Montgomery County emergency management officials said that 10 helicopters were requested to the scene, and that several buses from a local school were also called out to help transport stranded motorists, WAND-TV reported.
Quetta Penson was traveling on I-55 toward the scene when she saw a huge dust cloud "across the entire highway."
"As we got closer, I started seeing a darker color smoke and then suddenly a motorcycle rider that was coming back [toward us]. He was trying to get people to stay as far back as they possibly could," Penson recounted. "He was covered from head to toe in dust."
Then she heard the loud "booms" of gas tanks exploding -- "It was one right after the other," she said.
Leyla Arsan, of Chicago, told The New York Times that she had been driving along I-55 on Monday when she began to see the dust and smoke, but cars didn't appear to be slowing down. “Trucks were fishtailing left and right,” she noted.

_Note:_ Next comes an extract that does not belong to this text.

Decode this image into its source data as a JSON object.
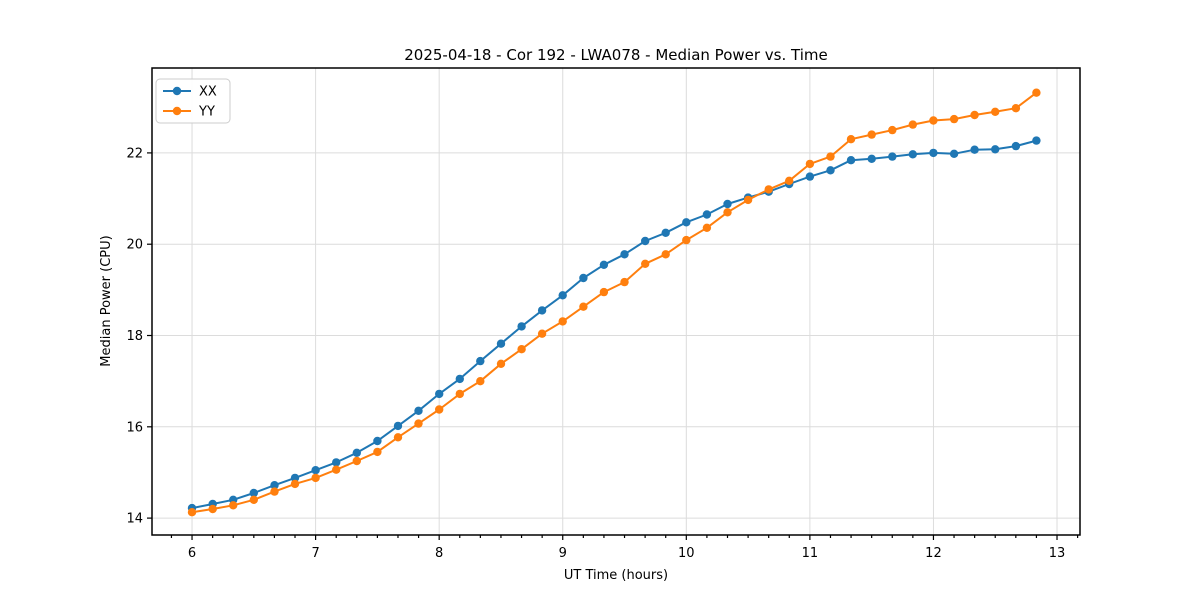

Arsan said she was forced to turn around to avoid the crash site.
Video from the fiery scene showed multiple tractor-trailer trucks and cars mangled from the crash, with first responders battling both smoke from the collisions and the blowing heavy dust. State police said that at least 30 tractor-trailers and 42 passenger vehicles were involved in the pileup, including two tractor trailers that caught fire as a result of the crash.

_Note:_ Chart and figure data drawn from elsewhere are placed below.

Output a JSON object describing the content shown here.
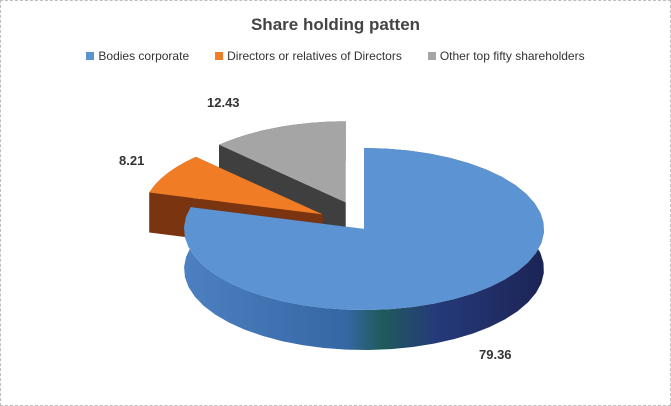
{
  "chart_data": {
    "type": "pie",
    "title": "Share holding patten",
    "categories": [
      "Bodies corporate",
      "Directors or relatives of Directors",
      "Other top fifty shareholders"
    ],
    "values": [
      79.36,
      8.21,
      12.43
    ],
    "colors": [
      "#5b93d3",
      "#f07c26",
      "#a5a5a5"
    ],
    "side_colors": [
      "#2c4f86",
      "#7a3410",
      "#3f3f3f"
    ],
    "exploded": [
      false,
      true,
      true
    ],
    "style": "3d",
    "legend_position": "top"
  }
}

Kevin Schott, director of Montgomery County’s Emergency Management Agency, said at a news conference Monday that the thick haze, combined with the dozens of vehicles scattered across both sides of the highway, posed a challenge for first responders trying to reach “victims in a rapid manner.” Everyone’s “eyes are full of it,” he said of the heavy dust in the air.
“We had to search every vehicle, whether they were involved in the accident or just pulled over, to check for injuries,” Schott said.
“This is a difficult scene, something that is very hard to train for,” he added.
State police said the cause of the chain-reaction crashes was due to the "excessive winds blowing dirt from farm fields across the highway leading to zero visibility," as was noted by the National Weather Service’s St. Louis office.
Emergency crews on the scene of a major pileup crash caused by a dust storm on Interstate 55 in Montgomery County in central Illinois on Monday, May 1, 2023. State police said several people were injured. (Nathan J. Cormier)
AccuWeather Senior Meteorologist Bob Larson said there was an "enhanced risk" of blowing dust and dust storms in the area due to a "trifecta" of high winds, dry ground and loose soil. Winds from the northwest were averaging between 25 and 35 mph Monday, with gusts between 40 and 45 mph. "In addition to the wind, [central Illinois is] coming off a dry April, with roughly half of the historical average amount of rain during the month," Larson said.